Women and sustainable development a reflection [editorial]

1996 
This editorial introduces a special issue of the journal "Population and Environment" which presents an interdisciplinary examination of the evolutionary roots of male and female patterns of resource consumption and sexual reproduction. This study reveals that humans appear to have evolved to seek and use resources to enhance their survival and reproduction and that males and females have followed different evolutionary patterns governing the amount of resources they use and the risks they are willing to incur. This insight leads to the question of whether knowledge of these male-female differences can be exploited to promote sustainable development. Consideration must be given to the possibility that humans are responding to cues that were reliable correlates of success in the past but which are no longer attached to their evolutionary purpose. Thus the goal of attaining low fertility through a simultaneous reduction in consumption and fertility is quite novel from an evolutionary standpoint.
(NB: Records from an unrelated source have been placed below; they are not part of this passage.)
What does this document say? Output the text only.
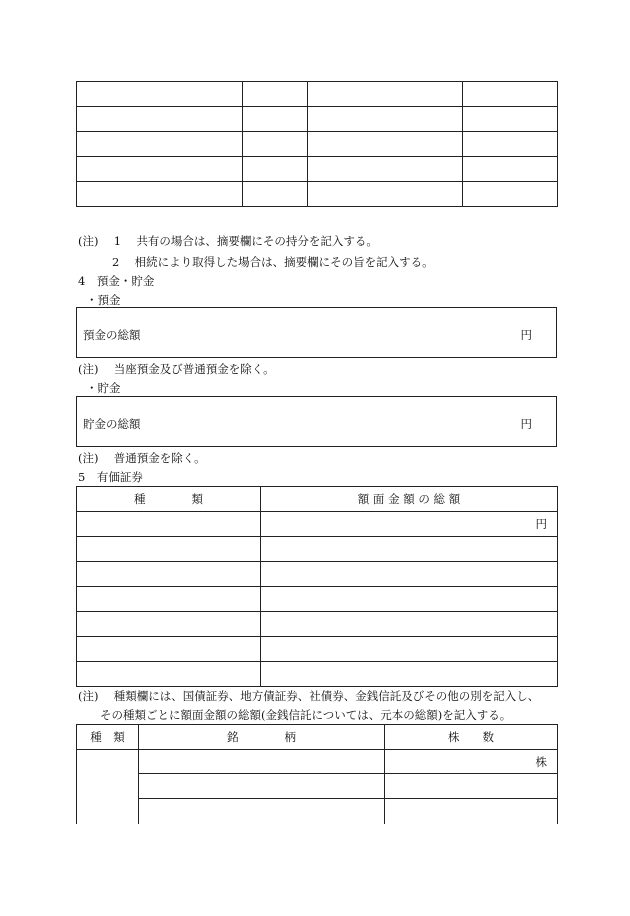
(注) 1 共有の場合は、摘要欄にその持分を記入する。
2 相続により取得した場合は、摘要欄にその旨を記入する。
4　預金・貯金
・預金
預金の総額	円
(注) 当座預金及び普通預金を除く。
・貯金
貯金の総額	円
(注) 普通預金を除く。
5　有価証券
種　　　　類	額 面 金 額 の 総 額
	円

(注) 種類欄には、国債証券、地方債証券、社債券、金銭信託及びその他の別を記入し、
その種類ごとに額面金額の総額(金銭信託については、元本の総額)を記入する。
種　類	銘　　　　柄	株　　数
		株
Some of the individual papers in the journal examine womens roles in environmental projects in the Philippines and Viet Nam trace the effect of changing conditions on womens fertility in developing countries and look at some largely unexplored outcomes of sustainable development including changes in the status of elderly women in Sri Lanka. The analyses reveal that womens roles are diverse but united by common patterns which exclude women from high-stakes risky resource work as well as from the control of significant resources or resource policy. The papers in the journal provide a starting point for the continued analysis of the role of women in solving population-environment problems.